The classic example is of intervention by the Federal Reserve. If economic data deteriorates, then it becomes more likely that the Fed will be more dovish which some traders believe could be bullish for stocks in the short run.
According to Art Cashin, UBS Financial Services’ director of floor operations, Friday proved to be especially confusing with favourable jobs data, mixed messages from Europe, and rumours hitting oil prices.
Check out Art Cashin’s market narrative from today’s Cashin’s Comments:
Traders have been reading the market signals lately about as well as a dyslexic student in Semaphore school. The unexpected signal on Friday came from the currency markets where the dollar confused traders in several arenas.
Dollar Rallies. Euro Slumps. Markets Shift Allegiances – Friday morning trading began with a kind of uncertain optimism. The 80% to 85% “voluntary” participation in the Greek debt swap that had been rumoured after Thursday’s 3:00 p.m. deadline seemed to hold up in the European dawn. The CDS trigger had not been resolved but the swap had not brought panic. European markets moved unenthusiastically higher.
Over in the U.S., the payroll numbers came in better than expected, especially the revisions.

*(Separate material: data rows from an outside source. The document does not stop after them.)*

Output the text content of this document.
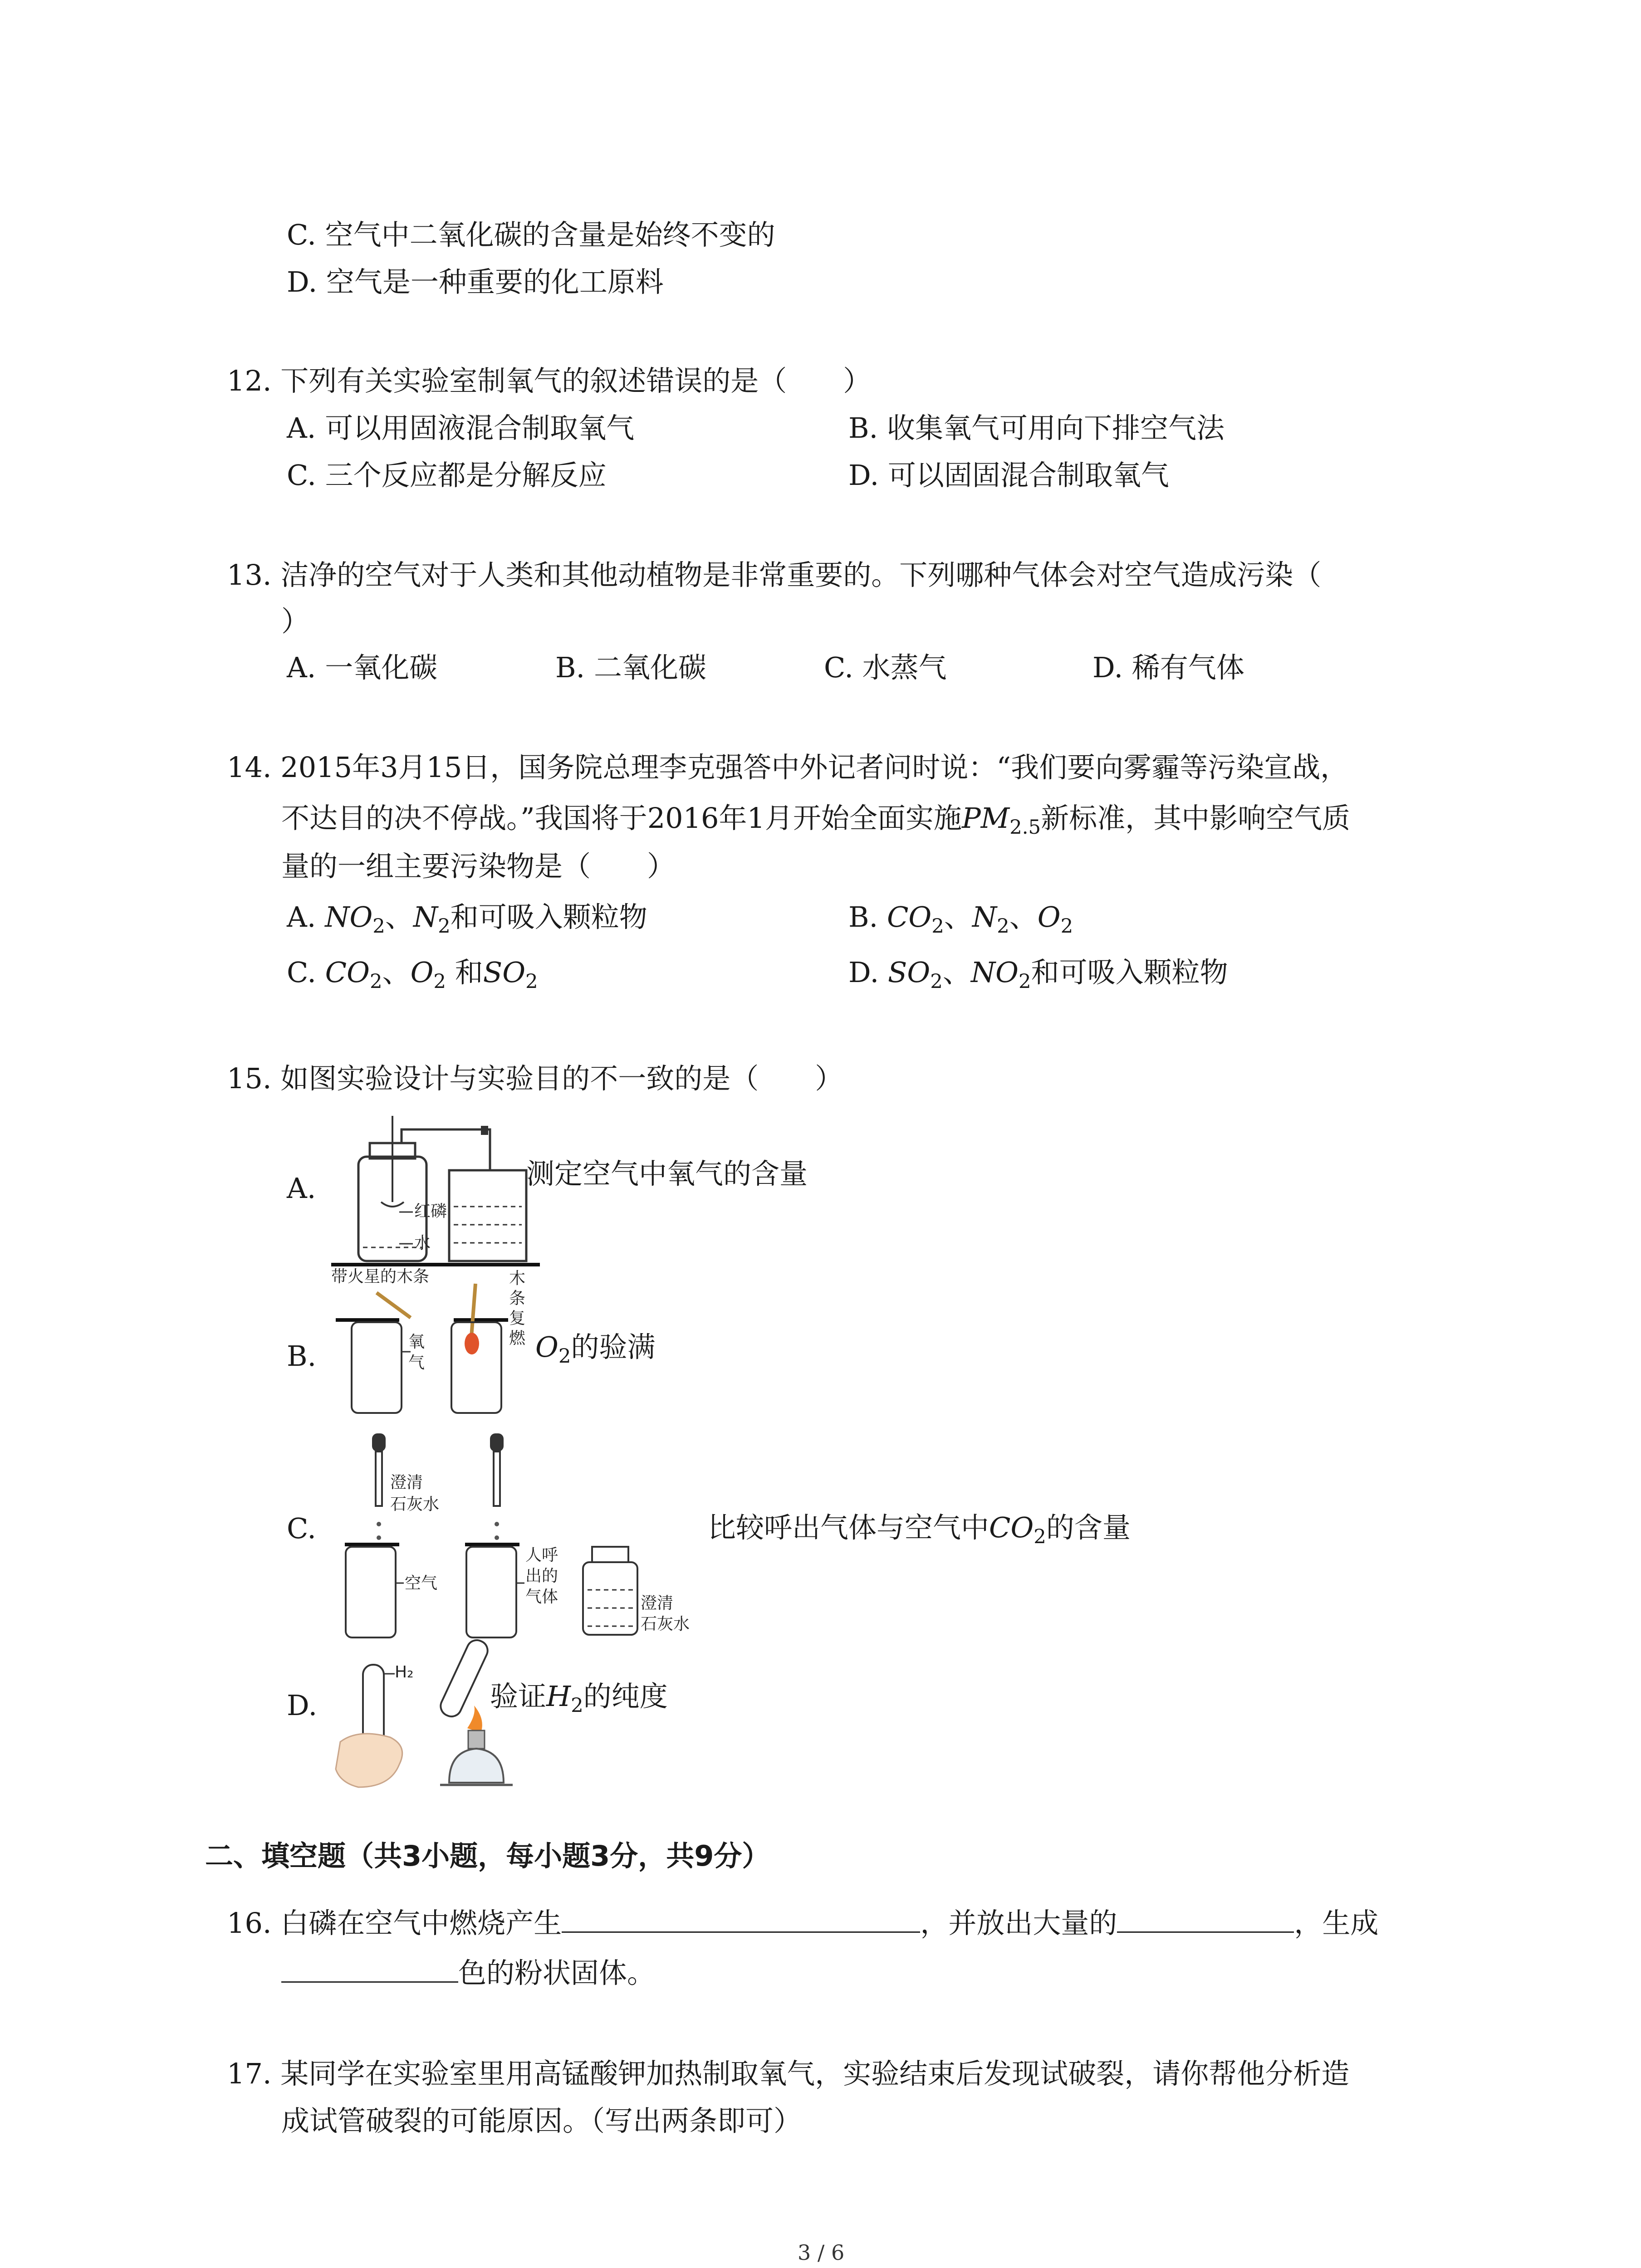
C. 空气中二氧化碳的含量是始终不变的
D. 空气是一种重要的化工原料
12. 下列有关实验室制氧气的叙述错误的是（　　）
A. 可以用固液混合制取氧气	B. 收集氧气可用向下排空气法
C. 三个反应都是分解反应	D. 可以固固混合制取氧气
13. 洁净的空气对于人类和其他动植物是非常重要的。下列哪种气体会对空气造成污染（
）
A. 一氧化碳	B. 二氧化碳	C. 水蒸气	D. 稀有气体
14. 2015年3月15日，国务院总理李克强答中外记者问时说：“我们要向雾霾等污染宣战，
不达目的决不停战。”我国将于2016年1月开始全面实施$PM_{2.5}$新标准，其中影响空气质
量的一组主要污染物是（　　）
A. $NO_2$、$N_2$和可吸入颗粒物	B. $CO_2$、$N_2$、$O_2$
C. $CO_2$、$O_2$ 和$SO_2$	D. $SO_2$、$NO_2$和可吸入颗粒物
15. 如图实验设计与实验目的不一致的是（　　）
A.
红磷
水
测定空气中氧气的含量
带火星的木条
氧
气
木
条
复
燃
B.	$O_2$的验满
C.
澄清
石灰水
空气
人呼
出的
气体	澄清
石灰水
比较呼出气体与空气中$CO_2$的含量
D.
H₂
验证$H_2$的纯度
二、填空题（共3小题，每小题3分，共9分）
16. 白磷在空气中燃烧产生	，并放出大量的	，生成
色的粉状固体。
17. 某同学在实验室里用高锰酸钾加热制取氧气，实验结束后发现试破裂，请你帮他分析造
成试管破裂的可能原因。（写出两条即可）
3 / 6
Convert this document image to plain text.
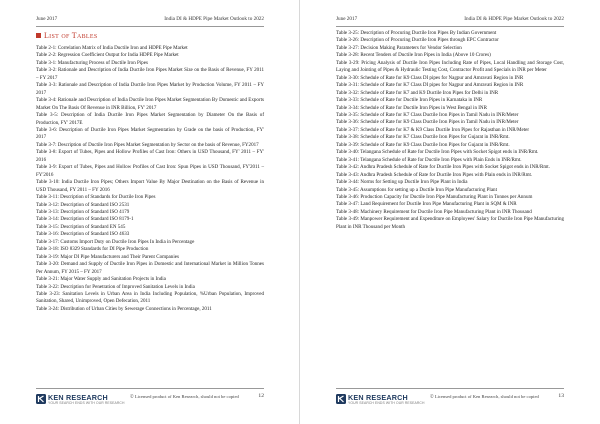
June 2017	India DI & HDPE Pipe Market Outlook to 2022
List of Tables
Table 2-1: Correlation Matrix of India Ductile Iron and HDPE Pipe Market
Table 2-2: Regression Coefficient Output for India HDPE Pipe Market
Table 3-1: Manufacturing Process of Ductile Iron Pipes
Table 3-2: Rationale and Description of India Ductile Iron Pipes Market Size on the Basis of Revenue, FY 2011 – FY 2017
Table 3-3: Rationale and Description of India Ductile Iron Pipes Market by Production Volume, FY 2011 – FY 2017
Table 3-4: Rationale and Description of India Ductile Iron Pipes Market Segmentation By Domestic and Exports Market On The Basis Of Revenue in INR Billion, FY' 2017
Table 3-5: Description of India Ductile Iron Pipes Market Segmentation by Diameter On the Basis of Production, FY' 2017E
Table 3-6: Description of Ductile Iron Pipes Market Segmentation by Grade on the basis of Production, FY' 2017
Table 3-7: Description of Ductile Iron Pipes Market Segmentation by Sector on the basis of Revenue, FY2017
Table 3-8: Export of Tubes, Pipes and Hollow Profiles of Cast Iron: Others in USD Thousand, FY' 2011 – FY' 2016
Table 3-9: Export of Tubes, Pipes and Hollow Profiles of Cast Iron: Spun Pipes in USD Thousand, FY'2011 – FY'2016
Table 3-10: India Ductile Iron Pipes; Others Import Value By Major Destination on the Basis of Revenue in USD Thousand, FY 2011 – FY 2016
Table 3-11: Description of Standards for Ductile Iron Pipes
Table 3-12: Description of Standard ISO 2531
Table 3-13: Description of Standard ISO 4179
Table 3-14: Description of Standard ISO 8179-1
Table 3-15: Description of Standard EN 545
Table 3-16: Description of Standard ISO 4633
Table 3-17: Customs Import Duty on Ductile Iron Pipes In India in Percentage
Table 3-18: ISO 8329 Standards for DI Pipe Production
Table 3-19: Major DI Pipe Manufacturers and Their Parent Companies
Table 3-20: Demand and Supply of Ductile Iron Pipes in Domestic and International Market in Million Tonnes Per Annum, FY 2015 – FY 2017
Table 3-21: Major Water Supply and Sanitation Projects in India
Table 3-22: Description for Penetration of Improved Sanitation Levels in India
Table 3-23: Sanitation Levels in Urban Area in India Including Population, %Urban Population, Improved Sanitation, Shared, Unimproved, Open Defecation, 2011
Table 3-24: Distribution of Urban Cities by Sewerage Connections in Percentage, 2011
KEN RESEARCH
YOUR SEARCH ENDS WITH OUR RESEARCH
© Licensed product of Ken Research, should not be copied	12
June 2017	India DI & HDPE Pipe Market Outlook to 2022
Table 3-25: Description of Procuring Ductile Iron Pipes By Indian Government
Table 3-26: Description of Procuring Ductile Iron Pipes through EPC Contractor
Table 3-27: Decision Making Parameters for Vendor Selection
Table 3-28: Recent Tenders of Ductile Iron Pipes in India (Above 10 Crores)
Table 3-29: Pricing Analysis of Ductile Iron Pipes Including Rate of Pipes, Local Handling and Storage Cost, Laying and Jointing of Pipes & Hydraulic Testing Cost, Contractor Profit and Specials in INR per Meter
Table 3-30: Schedule of Rate for K9 Class DI pipes for Nagpur and Amravati Region in INR
Table 3-31: Schedule of Rate for K7 Class DI pipes for Nagpur and Amravati Region in INR
Table 3-32: Schedule of Rate for K7 and K9 Ductile Iron Pipes for Delhi in INR
Table 3-33: Schedule of Rate for Ductile Iron Pipes in Karnataka in INR
Table 3-34: Schedule of Rate for Ductile Iron Pipes in West Bengal in INR
Table 3-35: Schedule of Rate for K7 Class Ductile Iron Pipes in Tamil Nadu in INR/Meter
Table 3-36: Schedule of Rate for K9 Class Ductile Iron Pipes in Tamil Nadu in INR/Meter
Table 3-37: Schedule of Rate for K7 & K9 Class Ductile Iron Pipes for Rajasthan in INR/Meter
Table 3-38: Schedule of Rate for K7 Class Ductile Iron Pipes for Gujarat in INR/Rmt.
Table 3-39: Schedule of Rate for K9 Class Ductile Iron Pipes for Gujarat in INR/Rmt.
Table 3-40: Telangana Schedule of Rate for Ductile Iron Pipes with Socket Spigot ends in INR/Rmt.
Table 3-41: Telangana Schedule of Rate for Ductile Iron Pipes with Plain Ends in INR/Rmt.
Table 3-42: Andhra Pradesh Schedule of Rate for Ductile Iron Pipes with Socket Spigot ends in INR/Rmt.
Table 3-43: Andhra Pradesh Schedule of Rate for Ductile Iron Pipes with Plain ends in INR/Rmt.
Table 3-44: Norms for Setting up Ductile Iron Pipe Plant in India
Table 3-45: Assumptions for setting up a Ductile Iron Pipe Manufacturing Plant
Table 3-46: Production Capacity for Ductile Iron Pipe Manufacturing Plant in Tonnes per Annum
Table 3-47: Land Requirement for Ductile Iron Pipe Manufacturing Plant in SQM & INR
Table 3-48: Machinery Requirement for Ductile Iron Pipe Manufacturing Plant in INR Thousand
Table 3-49: Manpower Requirement and Expenditure on Employees' Salary for Ductile Iron Pipe Manufacturing Plant in INR Thousand per Month
KEN RESEARCH
YOUR SEARCH ENDS WITH OUR RESEARCH
© Licensed product of Ken Research, should not be copied	13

U.S. futures moved higher.
The better than expected payroll news told traders that further Fed easing might be more doubtful. So, if U.S. rates might not move lower, traders began to bid up the dollar. As the buck firmed, naturally the Euro fell. Bullion traders said – we’ve seen this movie and gold sold off.
U.S. stocks opened better but worried about the dollar rise. Recently, a higher dollar has led to lower stocks, gold and other commodities. Since gold was following that pattern, stocks and oil wondered if they were the odd men out. So, stocks stuttered, gold sank, and other markets muddled in confusion.
Then the rumormongers chimed in. Several blog sites claimed the U.S. was evaluating a “twofer” hit on both Syria and Iran. Briefly, crude spiked on the rumours but a site check suggested the rumour might have been planted by a Mid-East source just to keep up tension for the weekend and so the risk premium soon disappeared.
By mid-morning stocks tried to see the upside of the Greek deal and payroll data. They climbed to the day’s highs. About then gold reversed its selloff and rallied. Were assets suddenly saying that Europe was yesterday and a rising dollar was OK? That debate occupied the day, getting a bit frenzied in the final two hours.
At day’s end, stocks were mixed to mildly better in the same lackluster volume they had seen since Tuesday’s selloff. Looks like some questions still are unanswered.